Un giorno decisi di tagliare la testa al toro—intanto le banane aumentavano, si annerivano, attiravano insetti e uccellini e lucertole e mi toccava aspettare che se ne accumulassero un po’ prima di passare all’azione col bastone—quindi decisi di piazzare una videocamera sulla finestra, giusto per riprendere in flagrante il lancio.

Dopo qualche ora di girato, finalmente, plaf!. Eccola là. Da qualche parte nel mio iPad ho ancora il video, che ho riguardato per giorni, pure a rallentatore: visuale dalla finestra, dalla sinistra arriva una macchia gialla che si splaffa sul tettuccio. Trovato il responsabile. Un anziano vicino matto che quando arrivammo nella nuova casa ci tirò delle mollette sulla finestra apostrofandoci come «talebani».

Il problema delle banane si risolse presto. Perché avevo il bastone, certo. Ma soprattutto perché l’anziano vicino morì improvvisamente giusto quell’estate.

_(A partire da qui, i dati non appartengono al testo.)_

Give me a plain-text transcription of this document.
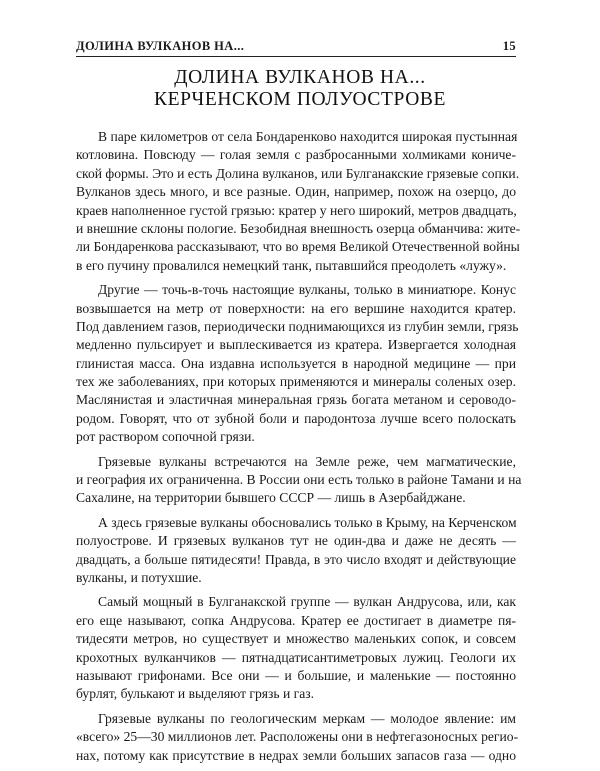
ДОЛИНА ВУЛКАНОВ НА...	15
ДОЛИНА ВУЛКАНОВ НА...
КЕРЧЕНСКОМ ПОЛУОСТРОВЕ
В паре километров от села Бондаренково находится широкая пустынная
котловина. Повсюду — голая земля с разбросанными холмиками кониче-
ской формы. Это и есть Долина вулканов, или Булганакские грязевые сопки.
Вулканов здесь много, и все разные. Один, например, похож на озерцо, до
краев наполненное густой грязью: кратер у него широкий, метров двадцать,
и внешние склоны пологие. Безобидная внешность озерца обманчива: жите-
ли Бондаренкова рассказывают, что во время Великой Отечественной войны
в его пучину провалился немецкий танк, пытавшийся преодолеть «лужу».
Другие — точь-в-точь настоящие вулканы, только в миниатюре. Конус
возвышается на метр от поверхности: на его вершине находится кратер.
Под давлением газов, периодически поднимающихся из глубин земли, грязь
медленно пульсирует и выплескивается из кратера. Извергается холодная
глинистая масса. Она издавна используется в народной медицине — при
тех же заболеваниях, при которых применяются и минералы соленых озер.
Маслянистая и эластичная минеральная грязь богата метаном и сероводо-
родом. Говорят, что от зубной боли и пародонтоза лучше всего полоскать
рот раствором сопочной грязи.
Грязевые вулканы встречаются на Земле реже, чем магматические,
и география их ограниченна. В России они есть только в районе Тамани и на
Сахалине, на территории бывшего СССР — лишь в Азербайджане.
А здесь грязевые вулканы обосновались только в Крыму, на Керченском
полуострове. И грязевых вулканов тут не один-два и даже не десять —
двадцать, а больше пятидесяти! Правда, в это число входят и действующие
вулканы, и потухшие.
Самый мощный в Булганакской группе — вулкан Андрусова, или, как
его еще называют, сопка Андрусова. Кратер ее достигает в диаметре пя-
тидесяти метров, но существует и множество маленьких сопок, и совсем
крохотных вулканчиков — пятнадцатисантиметровых лужиц. Геологи их
называют грифонами. Все они — и большие, и маленькие — постоянно
бурлят, булькают и выделяют грязь и газ.
Грязевые вулканы по геологическим меркам — молодое явление: им
«всего» 25—30 миллионов лет. Расположены они в нефтегазоносных регио-
нах, потому как присутствие в недрах земли больших запасов газа — одно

Povero lui (per la cronaca: non siamo stati noi) ma viva il bastone telescopico, che va bene per single e per padri e madri di famiglia, per spilungoni e bassotti, nonché per vecchietti che riescono ancora ad alzare le braccia.
Giusto qualche giorno fa, per recuperare un tronchesino da bonsai caduto alla solita vicina, ho appiccicato un magnete alla punta del bastone. Neanche a dirlo, si è aperto l’ennesimo nuovo mondo di usi e «te l’avevo detto».